Homes for who? A blow for low income home ownership

Published: by Steve Akehurst

The last Parliament saw housing rise rapidly up the political agenda. As a result, there is now a firm political consensus on the need to address the shortage of homes in England. This includes a genuine desire across government to get more homes built, which is very welcome.

The next big question, which will define housing in this Parliament, is homes for who? Who are we building for?

On this question, the government has made a much less auspicious start. The Prime Minister’s ‘Starter Homes’ announcement today is just the latest example.   

Starter Homes are homes that will be for sale at 80% of market price. They will probably help some middle and high earning people in some parts of the country get over the line in to home ownership. The trouble is that these homes will be paid for by cutting funding for low rent homes for people on typical incomes. Where developers could previously be obliged to build affordable low-rent homes (through what are called ‘Section 106 obligations’) they will now be forced to build Starter Homes instead.

This is problematic on several fronts:

  1. As our research has shown, Starter Homes are only affordable to the already well off. They are out of reach for people on low and middle incomes in a majority of the country. Middle earners are priced out of Starter Homes in 58% of the country, while families on George Osborne’s new ‘National Living Wage’ are priced out of Starter Homes in 98% of the country.
  2. It will lead to fewer low income people becoming home owners – entrenching home ownership as the preserve of the well off. It may seem counter-intuitive, but low rent housing has historically been the best route into home ownership for people on lower incomes. This was MacMillan’s original vision: council housing as a stepping stone to ownership. Lower rents allow families to save more for a deposit, while the Right to Buy offers them the chance to buy their home at a discount. Fewer low-rent homes means fewer low income homeowners, with ownership the preserve of the types of people who can afford Starter Homes. A one off Right to Buy extension will not mask this trend  if more low-rent homes are not being built.
  3. This particular policy doesn’t actually get more homes built. Instead, it just takes homes that would have got built anyway and switches the tenure to a more unaffordable one.


Starter - NL

To be clear, there’s nothing wrong with building homes for people to buy at lower than full cost. At Shelter we’ve long called for more and better ‘intermediate tenures’. We urgently need more homes for people on all sorts of incomes, in all corners of the country – which means a broad based programme of increased investment and reform.
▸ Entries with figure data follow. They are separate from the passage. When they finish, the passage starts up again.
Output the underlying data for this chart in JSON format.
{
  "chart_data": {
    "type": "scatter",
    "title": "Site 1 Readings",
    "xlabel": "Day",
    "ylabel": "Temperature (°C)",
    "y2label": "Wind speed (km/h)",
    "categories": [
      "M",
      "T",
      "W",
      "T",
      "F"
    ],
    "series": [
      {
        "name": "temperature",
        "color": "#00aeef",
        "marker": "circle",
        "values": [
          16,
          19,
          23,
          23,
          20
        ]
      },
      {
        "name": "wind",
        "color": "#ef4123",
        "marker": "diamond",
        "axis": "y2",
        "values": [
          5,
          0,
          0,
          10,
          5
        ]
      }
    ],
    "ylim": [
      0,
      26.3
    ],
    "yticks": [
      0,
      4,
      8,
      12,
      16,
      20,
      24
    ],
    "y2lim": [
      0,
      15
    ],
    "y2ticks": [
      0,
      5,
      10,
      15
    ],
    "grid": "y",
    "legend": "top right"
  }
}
But supporting low cost homeownership must not come at the expense of more genuinely affordable homes – which unfortunately is what the government is now proposing. Across the board – on Right to Buy without proper replacement, the forced sale of council homes and in their spending choices – the government is phasing out homes affordable to people on typical incomes in favour of homes for higher earners.
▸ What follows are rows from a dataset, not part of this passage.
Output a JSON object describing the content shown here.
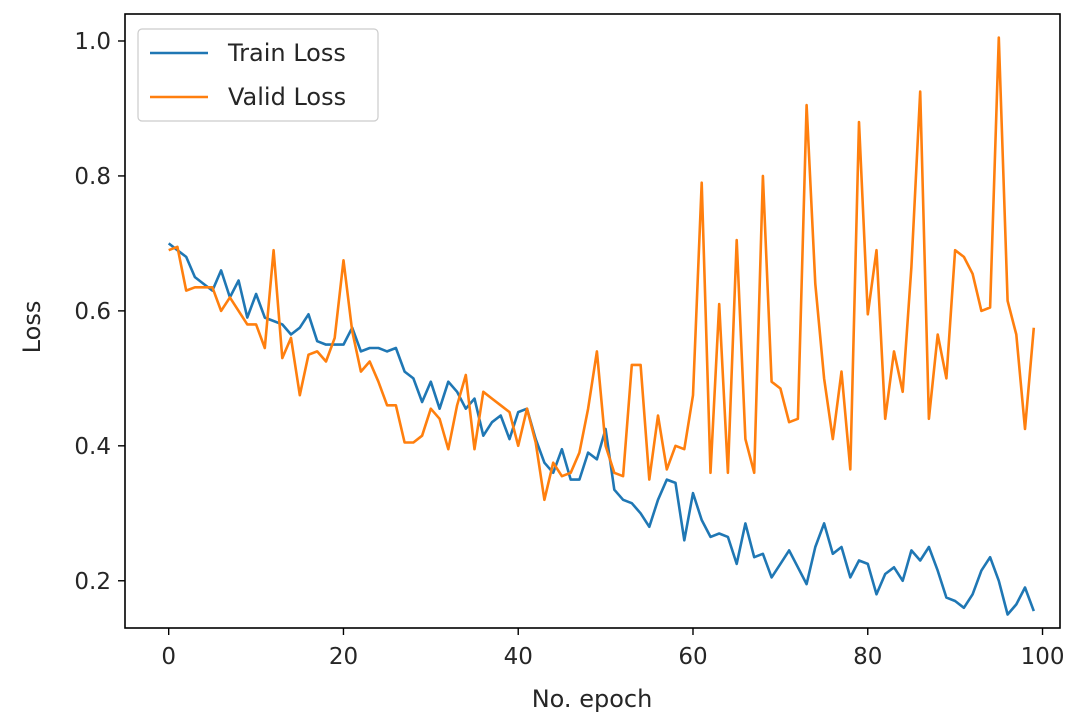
{
  "chart_data": {
    "type": "line",
    "title": "",
    "xlabel": "No. epoch",
    "ylabel": "Loss",
    "xlim": [
      -5,
      102
    ],
    "ylim": [
      0.13,
      1.04
    ],
    "xticks": [
      0,
      20,
      40,
      60,
      80,
      100
    ],
    "yticks": [
      0.2,
      0.4,
      0.6,
      0.8,
      1.0
    ],
    "ytick_labels": [
      "0.2",
      "0.4",
      "0.6",
      "0.8",
      "1.0"
    ],
    "grid": false,
    "legend_position": "top-left",
    "x": [
      0,
      1,
      2,
      3,
      4,
      5,
      6,
      7,
      8,
      9,
      10,
      11,
      12,
      13,
      14,
      15,
      16,
      17,
      18,
      19,
      20,
      21,
      22,
      23,
      24,
      25,
      26,
      27,
      28,
      29,
      30,
      31,
      32,
      33,
      34,
      35,
      36,
      37,
      38,
      39,
      40,
      41,
      42,
      43,
      44,
      45,
      46,
      47,
      48,
      49,
      50,
      51,
      52,
      53,
      54,
      55,
      56,
      57,
      58,
      59,
      60,
      61,
      62,
      63,
      64,
      65,
      66,
      67,
      68,
      69,
      70,
      71,
      72,
      73,
      74,
      75,
      76,
      77,
      78,
      79,
      80,
      81,
      82,
      83,
      84,
      85,
      86,
      87,
      88,
      89,
      90,
      91,
      92,
      93,
      94,
      95,
      96,
      97,
      98,
      99
    ],
    "series": [
      {
        "name": "Train Loss",
        "color": "#1f77b4",
        "values": [
          0.7,
          0.69,
          0.68,
          0.65,
          0.64,
          0.63,
          0.66,
          0.62,
          0.645,
          0.59,
          0.625,
          0.59,
          0.585,
          0.58,
          0.565,
          0.575,
          0.595,
          0.555,
          0.55,
          0.55,
          0.55,
          0.575,
          0.54,
          0.545,
          0.545,
          0.54,
          0.545,
          0.51,
          0.5,
          0.465,
          0.495,
          0.455,
          0.495,
          0.48,
          0.455,
          0.47,
          0.415,
          0.435,
          0.445,
          0.41,
          0.45,
          0.455,
          0.41,
          0.375,
          0.36,
          0.395,
          0.35,
          0.35,
          0.39,
          0.38,
          0.425,
          0.335,
          0.32,
          0.315,
          0.3,
          0.28,
          0.32,
          0.35,
          0.345,
          0.26,
          0.33,
          0.29,
          0.265,
          0.27,
          0.265,
          0.225,
          0.285,
          0.235,
          0.24,
          0.205,
          0.225,
          0.245,
          0.22,
          0.195,
          0.25,
          0.285,
          0.24,
          0.25,
          0.205,
          0.23,
          0.225,
          0.18,
          0.21,
          0.22,
          0.2,
          0.245,
          0.23,
          0.25,
          0.215,
          0.175,
          0.17,
          0.16,
          0.18,
          0.215,
          0.235,
          0.2,
          0.15,
          0.165,
          0.19,
          0.155
        ]
      },
      {
        "name": "Valid Loss",
        "color": "#ff7f0e",
        "values": [
          0.69,
          0.695,
          0.63,
          0.635,
          0.635,
          0.635,
          0.6,
          0.62,
          0.6,
          0.58,
          0.58,
          0.545,
          0.69,
          0.53,
          0.56,
          0.475,
          0.535,
          0.54,
          0.525,
          0.56,
          0.675,
          0.57,
          0.51,
          0.525,
          0.495,
          0.46,
          0.46,
          0.405,
          0.405,
          0.415,
          0.455,
          0.44,
          0.395,
          0.46,
          0.505,
          0.395,
          0.48,
          0.47,
          0.46,
          0.45,
          0.4,
          0.455,
          0.405,
          0.32,
          0.375,
          0.355,
          0.36,
          0.39,
          0.455,
          0.54,
          0.4,
          0.36,
          0.355,
          0.52,
          0.52,
          0.35,
          0.445,
          0.365,
          0.4,
          0.395,
          0.475,
          0.79,
          0.36,
          0.61,
          0.36,
          0.705,
          0.41,
          0.36,
          0.8,
          0.495,
          0.485,
          0.435,
          0.44,
          0.905,
          0.64,
          0.5,
          0.41,
          0.51,
          0.365,
          0.88,
          0.595,
          0.69,
          0.44,
          0.54,
          0.48,
          0.665,
          0.925,
          0.44,
          0.565,
          0.5,
          0.69,
          0.68,
          0.655,
          0.6,
          0.605,
          1.005,
          0.615,
          0.565,
          0.425,
          0.575
        ]
      }
    ]
  }
}
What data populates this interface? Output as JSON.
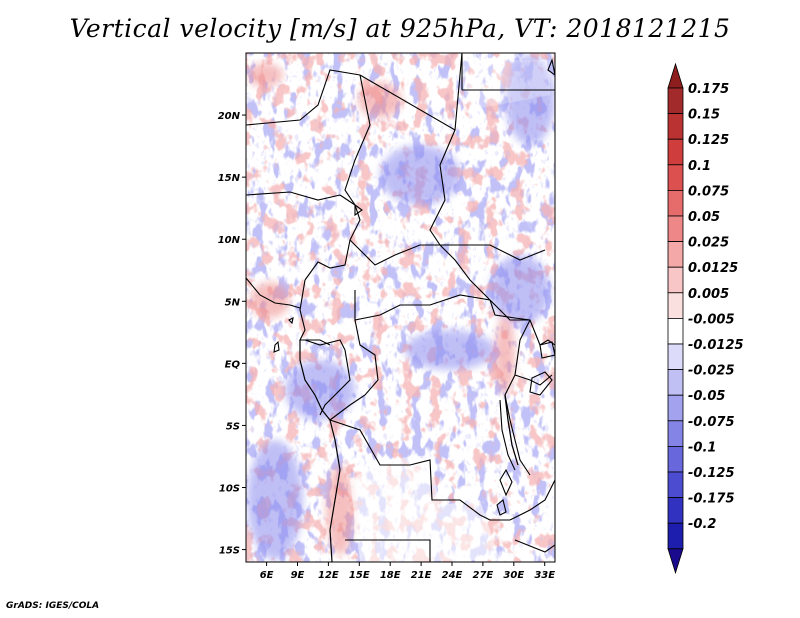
{
  "title": "Vertical velocity [m/s] at 925hPa, VT: 2018121215",
  "credit": "GrADS: IGES/COLA",
  "map": {
    "lon_range": [
      4,
      34
    ],
    "lat_range": [
      -16,
      25
    ],
    "lon_ticks": [
      {
        "value": 6,
        "label": "6E"
      },
      {
        "value": 9,
        "label": "9E"
      },
      {
        "value": 12,
        "label": "12E"
      },
      {
        "value": 15,
        "label": "15E"
      },
      {
        "value": 18,
        "label": "18E"
      },
      {
        "value": 21,
        "label": "21E"
      },
      {
        "value": 24,
        "label": "24E"
      },
      {
        "value": 27,
        "label": "27E"
      },
      {
        "value": 30,
        "label": "30E"
      },
      {
        "value": 33,
        "label": "33E"
      }
    ],
    "lat_ticks": [
      {
        "value": 20,
        "label": "20N"
      },
      {
        "value": 15,
        "label": "15N"
      },
      {
        "value": 10,
        "label": "10N"
      },
      {
        "value": 5,
        "label": "5N"
      },
      {
        "value": 0,
        "label": "EQ"
      },
      {
        "value": -5,
        "label": "5S"
      },
      {
        "value": -10,
        "label": "10S"
      },
      {
        "value": -15,
        "label": "15S"
      }
    ],
    "field_colors": {
      "negative": "#8c8cf0",
      "positive": "#ee8c8c",
      "strong_negative": "#5050d8",
      "strong_positive": "#d84848",
      "border": "#000000"
    }
  },
  "colorbar": {
    "levels": [
      {
        "label": "0.175",
        "color": "#a32a2a"
      },
      {
        "label": "0.15",
        "color": "#bb3232"
      },
      {
        "label": "0.125",
        "color": "#cf3d3d"
      },
      {
        "label": "0.1",
        "color": "#dd5050"
      },
      {
        "label": "0.075",
        "color": "#e66c6c"
      },
      {
        "label": "0.05",
        "color": "#ee8888"
      },
      {
        "label": "0.025",
        "color": "#f4a8a8"
      },
      {
        "label": "0.0125",
        "color": "#f8c6c6"
      },
      {
        "label": "0.005",
        "color": "#fbe0e0"
      },
      {
        "label": "-0.005",
        "color": "#ffffff"
      },
      {
        "label": "-0.0125",
        "color": "#dcdcfa"
      },
      {
        "label": "-0.025",
        "color": "#c0c0f4"
      },
      {
        "label": "-0.05",
        "color": "#a2a2ee"
      },
      {
        "label": "-0.075",
        "color": "#8484e6"
      },
      {
        "label": "-0.1",
        "color": "#6868dc"
      },
      {
        "label": "-0.125",
        "color": "#4c4cd0"
      },
      {
        "label": "-0.175",
        "color": "#3232c0"
      },
      {
        "label": "-0.2",
        "color": "#1e1eae"
      }
    ],
    "top_arrow_color": "#8e1d1d",
    "bottom_arrow_color": "#1a0b8e"
  }
}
The result will be a bit more home ownership for the already wealthy, with working people typical incomes consigned to expensive, unstable private renting for life.

To say the least, the politics of this are challenging for a party that is increasingly laying claim to be the party of low income workers. If George Osborne wants to make his ‘blue collar Conservatism’ a reality, he is going to have to build some homes for the kinds of people he’s talking about.
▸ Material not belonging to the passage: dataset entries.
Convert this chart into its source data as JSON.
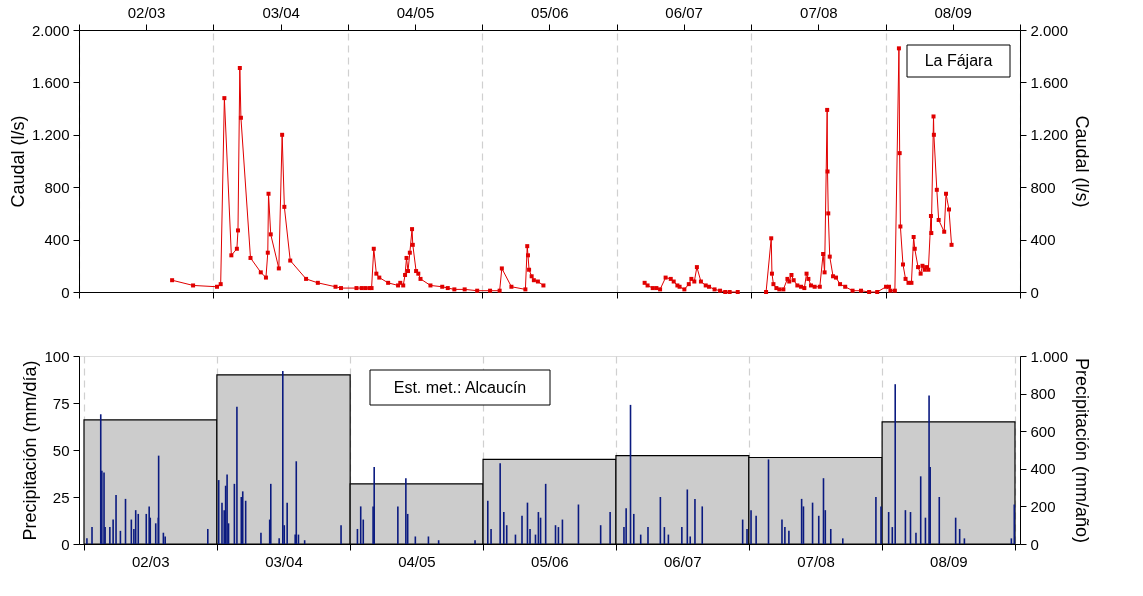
{
  "chart_data": [
    {
      "type": "line",
      "ylabel": "Caudal (l/s)",
      "y2label": "Caudal (l/s)",
      "annotations": [
        "La Fájara"
      ],
      "marker": "square",
      "grid": "x",
      "xlim": [
        "2002-10-01",
        "2009-10-01"
      ],
      "xticks": [
        {
          "value": "2002-10-01",
          "label": null
        },
        {
          "value": "2003-04-01",
          "label": "02/03"
        },
        {
          "value": "2003-10-01",
          "label": null
        },
        {
          "value": "2004-04-01",
          "label": "03/04"
        },
        {
          "value": "2004-10-01",
          "label": null
        },
        {
          "value": "2005-04-01",
          "label": "04/05"
        },
        {
          "value": "2005-10-01",
          "label": null
        },
        {
          "value": "2006-04-01",
          "label": "05/06"
        },
        {
          "value": "2006-10-01",
          "label": null
        },
        {
          "value": "2007-04-01",
          "label": "06/07"
        },
        {
          "value": "2007-10-01",
          "label": null
        },
        {
          "value": "2008-04-01",
          "label": "07/08"
        },
        {
          "value": "2008-10-01",
          "label": null
        },
        {
          "value": "2009-04-01",
          "label": "08/09"
        },
        {
          "value": "2009-10-01",
          "label": null
        }
      ],
      "ylim": [
        0,
        2000
      ],
      "yticks": [
        0,
        400,
        800,
        {
          "value": 1200,
          "label": "1.200"
        },
        {
          "value": 1600,
          "label": "1.600"
        },
        {
          "value": 2000,
          "label": "2.000"
        }
      ],
      "y2lim": [
        0,
        2000
      ],
      "y2ticks": [
        0,
        400,
        800,
        {
          "value": 1200,
          "label": "1.200"
        },
        {
          "value": 1600,
          "label": "1.600"
        },
        {
          "value": 2000,
          "label": "2.000"
        }
      ],
      "series": [
        {
          "color": "#e00000",
          "x": [
            "2003-06-11",
            "2003-08-07",
            "2003-10-11",
            "2003-10-21",
            "2003-10-31",
            "2003-11-19",
            "2003-12-04",
            "2003-12-07",
            "2003-12-12",
            "2003-12-15",
            "2004-01-10",
            "2004-02-07",
            "2004-02-21",
            "2004-02-26",
            "2004-02-28",
            "2004-03-05",
            "2004-03-27",
            "2004-04-05",
            "2004-04-11",
            "2004-04-27",
            "2004-06-09",
            "2004-07-11",
            "2004-08-28",
            "2004-09-12",
            "2004-10-24",
            "2004-11-07",
            "2004-11-17",
            "2004-11-28",
            "2004-12-04",
            "2004-12-10",
            "2004-12-17",
            "2004-12-25",
            "2005-01-18",
            "2005-02-14",
            "2005-02-20",
            "2005-02-28",
            "2005-03-05",
            "2005-03-09",
            "2005-03-13",
            "2005-03-18",
            "2005-03-24",
            "2005-03-26",
            "2005-04-04",
            "2005-04-10",
            "2005-04-16",
            "2005-05-13",
            "2005-06-14",
            "2005-06-29",
            "2005-07-17",
            "2005-08-14",
            "2005-09-17",
            "2005-10-22",
            "2005-11-17",
            "2005-11-23",
            "2005-12-19",
            "2006-01-26",
            "2006-01-31",
            "2006-02-02",
            "2006-02-05",
            "2006-02-12",
            "2006-02-18",
            "2006-03-01",
            "2006-03-16",
            "2006-07-03",
            "2006-12-16",
            "2006-12-24",
            "2007-01-07",
            "2007-01-17",
            "2007-01-27",
            "2007-02-11",
            "2007-02-25",
            "2007-03-05",
            "2007-03-15",
            "2007-03-21",
            "2007-04-03",
            "2007-04-15",
            "2007-04-22",
            "2007-04-30",
            "2007-05-07",
            "2007-05-18",
            "2007-05-31",
            "2007-06-09",
            "2007-06-24",
            "2007-07-09",
            "2007-07-23",
            "2007-08-04",
            "2007-08-26",
            "2007-10-01",
            "2007-11-11",
            "2007-11-25",
            "2007-11-27",
            "2007-12-01",
            "2007-12-09",
            "2007-12-17",
            "2007-12-28",
            "2008-01-08",
            "2008-01-13",
            "2008-01-19",
            "2008-01-25",
            "2008-02-04",
            "2008-02-14",
            "2008-02-23",
            "2008-02-29",
            "2008-03-05",
            "2008-03-12",
            "2008-03-22",
            "2008-04-05",
            "2008-04-14",
            "2008-04-18",
            "2008-04-25",
            "2008-04-26",
            "2008-04-28",
            "2008-05-02",
            "2008-05-11",
            "2008-05-19",
            "2008-05-30",
            "2008-06-13",
            "2008-07-03",
            "2008-07-26",
            "2008-08-17",
            "2008-09-08",
            "2008-10-02",
            "2008-10-10",
            "2008-10-14",
            "2008-10-26",
            "2008-11-06",
            "2008-11-08",
            "2008-11-10",
            "2008-11-17",
            "2008-11-24",
            "2008-12-02",
            "2008-12-10",
            "2008-12-16",
            "2008-12-19",
            "2008-12-28",
            "2009-01-04",
            "2009-01-09",
            "2009-01-15",
            "2009-01-19",
            "2009-01-25",
            "2009-02-01",
            "2009-02-02",
            "2009-02-08",
            "2009-02-09",
            "2009-02-17",
            "2009-02-22",
            "2009-03-09",
            "2009-03-14",
            "2009-03-22",
            "2009-03-29"
          ],
          "values": [
            90,
            50,
            40,
            60,
            1480,
            280,
            330,
            470,
            1710,
            1330,
            260,
            150,
            110,
            300,
            750,
            440,
            180,
            1200,
            650,
            240,
            100,
            70,
            40,
            30,
            30,
            30,
            30,
            30,
            30,
            330,
            140,
            110,
            70,
            50,
            70,
            50,
            130,
            260,
            160,
            300,
            480,
            360,
            160,
            140,
            100,
            50,
            40,
            30,
            20,
            20,
            10,
            10,
            10,
            180,
            40,
            20,
            350,
            280,
            170,
            120,
            90,
            80,
            50,
            null,
            70,
            50,
            30,
            30,
            20,
            110,
            100,
            80,
            50,
            40,
            20,
            60,
            100,
            80,
            190,
            80,
            50,
            40,
            20,
            10,
            0,
            0,
            0,
            null,
            0,
            410,
            140,
            60,
            30,
            20,
            20,
            100,
            80,
            130,
            90,
            50,
            40,
            30,
            140,
            100,
            50,
            40,
            40,
            290,
            150,
            1390,
            920,
            600,
            270,
            120,
            110,
            60,
            40,
            10,
            10,
            0,
            0,
            40,
            40,
            10,
            10,
            1860,
            1060,
            500,
            210,
            100,
            70,
            70,
            420,
            330,
            190,
            140,
            200,
            170,
            190,
            170,
            580,
            450,
            1340,
            1200,
            780,
            550,
            460,
            750,
            630,
            360
          ]
        }
      ]
    },
    {
      "type": "bar",
      "ylabel": "Precipitación (mm/día)",
      "y2label": "Precipitación (mm/año)",
      "annotations": [
        "Est. met.: Alcaucín"
      ],
      "grid": "x",
      "xlim": [
        "2002-10-01",
        "2009-10-01"
      ],
      "xticks": [
        {
          "value": "2002-10-01",
          "label": null
        },
        {
          "value": "2003-04-01",
          "label": "02/03"
        },
        {
          "value": "2003-10-01",
          "label": null
        },
        {
          "value": "2004-04-01",
          "label": "03/04"
        },
        {
          "value": "2004-10-01",
          "label": null
        },
        {
          "value": "2005-04-01",
          "label": "04/05"
        },
        {
          "value": "2005-10-01",
          "label": null
        },
        {
          "value": "2006-04-01",
          "label": "05/06"
        },
        {
          "value": "2006-10-01",
          "label": null
        },
        {
          "value": "2007-04-01",
          "label": "06/07"
        },
        {
          "value": "2007-10-01",
          "label": null
        },
        {
          "value": "2008-04-01",
          "label": "07/08"
        },
        {
          "value": "2008-10-01",
          "label": null
        },
        {
          "value": "2009-04-01",
          "label": "08/09"
        },
        {
          "value": "2009-10-01",
          "label": null
        }
      ],
      "ylim": [
        0,
        100
      ],
      "yticks": [
        0,
        25,
        50,
        75,
        100
      ],
      "y2lim": [
        0,
        1000
      ],
      "y2ticks": [
        0,
        200,
        400,
        600,
        800,
        {
          "value": 1000,
          "label": "1.000"
        }
      ],
      "series": [
        {
          "axis": "y2",
          "color": "#cccccc",
          "x": [
            "2002-10-01",
            "2003-10-01",
            "2004-10-01",
            "2005-10-01",
            "2006-10-01",
            "2007-10-01",
            "2008-10-01"
          ],
          "values": [
            660,
            900,
            320,
            450,
            470,
            460,
            650
          ]
        },
        {
          "color": "#0a1a80",
          "x": [
            "2002-10-09",
            "2002-10-23",
            "2002-11-16",
            "2002-11-19",
            "2002-11-25",
            "2002-11-28",
            "2002-12-11",
            "2002-12-20",
            "2002-12-28",
            "2003-01-09",
            "2003-01-23",
            "2003-02-08",
            "2003-02-15",
            "2003-02-20",
            "2003-02-27",
            "2003-03-21",
            "2003-03-29",
            "2003-04-01",
            "2003-04-16",
            "2003-04-23",
            "2003-04-24",
            "2003-05-07",
            "2003-05-12",
            "2003-09-06",
            "2003-10-06",
            "2003-10-15",
            "2003-10-21",
            "2003-10-25",
            "2003-10-29",
            "2003-11-02",
            "2003-11-18",
            "2003-11-25",
            "2003-12-07",
            "2003-12-11",
            "2003-12-19",
            "2004-01-30",
            "2004-02-23",
            "2004-02-26",
            "2004-03-20",
            "2004-03-30",
            "2004-04-03",
            "2004-04-11",
            "2004-05-03",
            "2004-05-06",
            "2004-05-12",
            "2004-05-29",
            "2004-09-06",
            "2004-10-21",
            "2004-10-30",
            "2004-11-06",
            "2004-12-03",
            "2004-12-06",
            "2005-02-09",
            "2005-03-03",
            "2005-03-08",
            "2005-03-29",
            "2005-05-04",
            "2005-06-01",
            "2005-09-09",
            "2005-10-14",
            "2005-10-23",
            "2005-11-17",
            "2005-11-27",
            "2005-12-05",
            "2005-12-29",
            "2006-01-16",
            "2006-01-31",
            "2006-02-07",
            "2006-02-22",
            "2006-03-02",
            "2006-03-08",
            "2006-03-22",
            "2006-04-18",
            "2006-04-26",
            "2006-05-07",
            "2006-06-20",
            "2006-08-20",
            "2006-09-15",
            "2006-10-23",
            "2006-10-29",
            "2006-11-10",
            "2006-11-19",
            "2006-12-08",
            "2006-12-28",
            "2007-01-31",
            "2007-02-11",
            "2007-02-22",
            "2007-03-31",
            "2007-04-15",
            "2007-04-23",
            "2007-05-06",
            "2007-05-26",
            "2007-09-14",
            "2007-09-26",
            "2007-10-07",
            "2007-10-21",
            "2007-11-24",
            "2007-12-31",
            "2008-01-08",
            "2008-01-19",
            "2008-02-23",
            "2008-02-28",
            "2008-03-24",
            "2008-04-10",
            "2008-04-23",
            "2008-04-28",
            "2008-05-13",
            "2008-06-15",
            "2008-09-14",
            "2008-09-28",
            "2008-10-19",
            "2008-10-29",
            "2008-11-06",
            "2008-12-04",
            "2008-12-18",
            "2009-01-02",
            "2009-01-15",
            "2009-01-28",
            "2009-02-07",
            "2009-02-10",
            "2009-03-07",
            "2009-04-21",
            "2009-05-02",
            "2009-05-15",
            "2009-09-21",
            "2009-09-29"
          ],
          "values": [
            3,
            9,
            69,
            39,
            38,
            9,
            9,
            13,
            26,
            7,
            24,
            13,
            8,
            18,
            16,
            16,
            20,
            14,
            11,
            14,
            47,
            6,
            4,
            8,
            34,
            22,
            18,
            31,
            37,
            11,
            32,
            73,
            25,
            28,
            23,
            6,
            13,
            32,
            3,
            92,
            10,
            22,
            5,
            44,
            5,
            2,
            10,
            8,
            20,
            13,
            20,
            41,
            20,
            35,
            16,
            4,
            4,
            2,
            2,
            23,
            8,
            43,
            17,
            10,
            5,
            15,
            22,
            8,
            5,
            17,
            14,
            32,
            10,
            9,
            13,
            21,
            10,
            17,
            9,
            19,
            74,
            16,
            5,
            9,
            25,
            9,
            5,
            9,
            29,
            4,
            24,
            20,
            13,
            8,
            18,
            15,
            45,
            13,
            9,
            7,
            24,
            20,
            22,
            15,
            35,
            18,
            8,
            3,
            25,
            20,
            17,
            9,
            85,
            18,
            17,
            6,
            36,
            14,
            79,
            41,
            25,
            14,
            8,
            3,
            3,
            21
          ]
        }
      ]
    }
  ]
}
There is an alternative course here: it’s ensuring Starter Homes are additional to, not instead of, genuinely affordable homes to rent; it’s maintaining funding for homes to rent rather than cutting it and it’s ensuring homes sold through Right to Buy are replaced like-for-like.

Unfortunately, things seem to be going in the opposite direction. Announcements like today’s may get the government through the day’s news cycle, but unless they are careful it will catch up with them politically. We’ve already seen the Chancellor’s tax credits policy unravelling as people (including his own MPs) look through the detail of who it helps and who it doesn’t – there is a real risk his flagship housing changes will end up the same way.